I’ve always been a night person. Ever since I can remember, my mind has been most alive in the dark hours. As a child, I reveled in weekend nights, when I’d go to bed with a book, and fall asleep reading, waking later to find it nearly morning, the light in my room still burning. I credit the designer of the condominium we lived in, that my mother never saw the light in the crack under my door.

As a teenager, I’d wait until my parents went to bed, then claim the dimly lit living room as my own. I was addicted to Saturday Night Live, then, and would curl up on the couch and laugh quietly as my parents slumbered blissfully in their own space. Every so often, my stepfather would rise from sleep, and break my solitude. Sometimes I’d glare at him, he’d lecture, and we’d all go back to our separate beds. As I grew to accept him more, as we got to know each other more, it was more likely that we’d have wonderful midnight conversations – he’d show me whatever new math trick he’d discovered, I’d talk about the books I was reading,. Once, he explained to me why he doesn’t believe in time travel.

Being nocturnal is murder when you have to function in a daylight world, but having a night job, for me, was worse. Why? Because my creative hours were usurped by work, and I had no time or desire to write, to play with words, to create anything. I became addicted to bad television and even read less, when I worked at night.

After all this, after nearly 34 years of being nocturnal, my muse has started to betray me. Instead of happily visiting around nine PM, she’s been showing up just after dawn. Perhaps she knows that, just as computer processors are faster when they’re cooled, my brain is more active in the soft, grey, chill of morning. Or, perhaps she’s just being fickle. I wouldn’t put it past a muse to goad, taunt, tease, and , yes, to destroy sleep patterns, in order to get her charge to do something, anything, creative.
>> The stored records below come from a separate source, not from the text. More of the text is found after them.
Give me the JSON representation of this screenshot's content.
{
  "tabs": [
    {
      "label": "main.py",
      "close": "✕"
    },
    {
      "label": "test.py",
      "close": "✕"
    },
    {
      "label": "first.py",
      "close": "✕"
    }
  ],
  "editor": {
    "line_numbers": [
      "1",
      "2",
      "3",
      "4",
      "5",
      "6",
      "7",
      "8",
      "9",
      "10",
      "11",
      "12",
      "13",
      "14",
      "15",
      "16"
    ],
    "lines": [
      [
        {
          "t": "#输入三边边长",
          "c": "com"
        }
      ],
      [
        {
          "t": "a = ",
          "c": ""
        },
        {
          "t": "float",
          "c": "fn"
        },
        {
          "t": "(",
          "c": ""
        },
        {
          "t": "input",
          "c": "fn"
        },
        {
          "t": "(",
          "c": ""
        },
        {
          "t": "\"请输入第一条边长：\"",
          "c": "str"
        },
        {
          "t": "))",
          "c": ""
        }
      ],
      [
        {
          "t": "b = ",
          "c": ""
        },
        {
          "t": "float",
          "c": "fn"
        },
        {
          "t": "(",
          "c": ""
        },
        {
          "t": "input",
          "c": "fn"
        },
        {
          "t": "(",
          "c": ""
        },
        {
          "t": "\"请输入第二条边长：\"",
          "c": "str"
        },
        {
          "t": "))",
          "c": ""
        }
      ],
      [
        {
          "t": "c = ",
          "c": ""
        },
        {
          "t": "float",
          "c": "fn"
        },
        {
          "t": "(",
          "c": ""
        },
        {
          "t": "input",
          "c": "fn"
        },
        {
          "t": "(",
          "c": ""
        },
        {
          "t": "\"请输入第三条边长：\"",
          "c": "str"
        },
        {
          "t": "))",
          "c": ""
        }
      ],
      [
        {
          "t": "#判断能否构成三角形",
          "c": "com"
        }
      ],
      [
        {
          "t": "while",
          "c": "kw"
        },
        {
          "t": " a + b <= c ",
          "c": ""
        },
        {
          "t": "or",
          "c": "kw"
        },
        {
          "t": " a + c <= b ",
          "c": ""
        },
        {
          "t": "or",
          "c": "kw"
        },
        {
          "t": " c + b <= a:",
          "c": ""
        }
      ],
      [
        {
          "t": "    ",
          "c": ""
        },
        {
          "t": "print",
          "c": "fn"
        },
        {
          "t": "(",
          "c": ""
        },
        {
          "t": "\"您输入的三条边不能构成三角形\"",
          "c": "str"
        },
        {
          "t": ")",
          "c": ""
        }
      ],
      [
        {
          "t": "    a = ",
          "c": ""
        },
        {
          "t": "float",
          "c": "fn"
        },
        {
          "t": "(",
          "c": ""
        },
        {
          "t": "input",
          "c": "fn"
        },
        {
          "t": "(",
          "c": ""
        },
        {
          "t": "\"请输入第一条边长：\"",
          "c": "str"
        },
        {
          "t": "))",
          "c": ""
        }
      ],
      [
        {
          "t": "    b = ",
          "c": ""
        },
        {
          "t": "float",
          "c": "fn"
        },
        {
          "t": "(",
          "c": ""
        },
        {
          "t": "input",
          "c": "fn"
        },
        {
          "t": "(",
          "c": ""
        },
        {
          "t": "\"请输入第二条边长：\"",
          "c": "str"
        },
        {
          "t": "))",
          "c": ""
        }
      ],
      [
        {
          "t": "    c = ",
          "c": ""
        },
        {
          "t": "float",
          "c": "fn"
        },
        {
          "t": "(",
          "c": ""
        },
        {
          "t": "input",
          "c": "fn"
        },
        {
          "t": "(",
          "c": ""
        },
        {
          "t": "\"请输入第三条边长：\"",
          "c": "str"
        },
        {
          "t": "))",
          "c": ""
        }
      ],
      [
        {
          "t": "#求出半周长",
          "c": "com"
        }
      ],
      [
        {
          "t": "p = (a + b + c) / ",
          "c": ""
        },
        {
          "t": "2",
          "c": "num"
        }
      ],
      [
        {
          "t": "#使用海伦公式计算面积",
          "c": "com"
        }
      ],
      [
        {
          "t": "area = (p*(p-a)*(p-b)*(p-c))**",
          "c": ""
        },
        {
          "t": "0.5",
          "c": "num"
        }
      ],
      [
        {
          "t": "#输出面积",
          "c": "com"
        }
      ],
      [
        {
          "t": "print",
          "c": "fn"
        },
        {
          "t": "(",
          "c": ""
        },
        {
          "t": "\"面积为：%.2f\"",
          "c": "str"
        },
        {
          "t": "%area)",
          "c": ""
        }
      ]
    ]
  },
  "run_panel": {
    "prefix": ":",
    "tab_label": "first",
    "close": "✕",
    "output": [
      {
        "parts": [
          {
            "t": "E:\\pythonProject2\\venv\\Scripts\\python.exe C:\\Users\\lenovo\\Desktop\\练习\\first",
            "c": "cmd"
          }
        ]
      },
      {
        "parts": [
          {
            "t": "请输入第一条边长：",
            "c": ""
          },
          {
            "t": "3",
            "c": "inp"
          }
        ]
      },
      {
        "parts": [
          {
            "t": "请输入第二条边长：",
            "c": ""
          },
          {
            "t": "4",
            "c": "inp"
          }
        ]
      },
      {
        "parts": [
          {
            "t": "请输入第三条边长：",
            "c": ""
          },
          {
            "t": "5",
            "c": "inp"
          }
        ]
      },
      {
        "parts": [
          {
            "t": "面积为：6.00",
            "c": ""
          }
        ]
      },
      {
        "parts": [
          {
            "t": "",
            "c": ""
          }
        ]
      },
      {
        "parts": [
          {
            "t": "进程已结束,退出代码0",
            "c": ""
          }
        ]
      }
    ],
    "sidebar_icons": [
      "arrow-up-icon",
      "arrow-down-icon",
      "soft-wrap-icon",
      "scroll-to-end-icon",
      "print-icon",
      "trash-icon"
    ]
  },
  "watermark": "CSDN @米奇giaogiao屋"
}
For the past two weeks I’ve been waking before six, faced with two choices: go to my office and write, or go back to bed, and try to sleep. The thing is, though, that when I wake, I always have to answer nature’s call, and that wakes my body as well as my mind. And I’m the kind of person who, once awake, STAYS that way. I’ve been forcing myself back to sleep, and as a result I feel drugged, muddled, and, oddly, not very well rested. So I’m determined to let my muse win tomorrow. If I’m wakened in the hours before true dawn, I will pad down the hall to my desk, and see what, if anything, flows from my fingertips to the screen.

Benjamin Franklin said, “The muses love the morning.” Apparently, he was correct.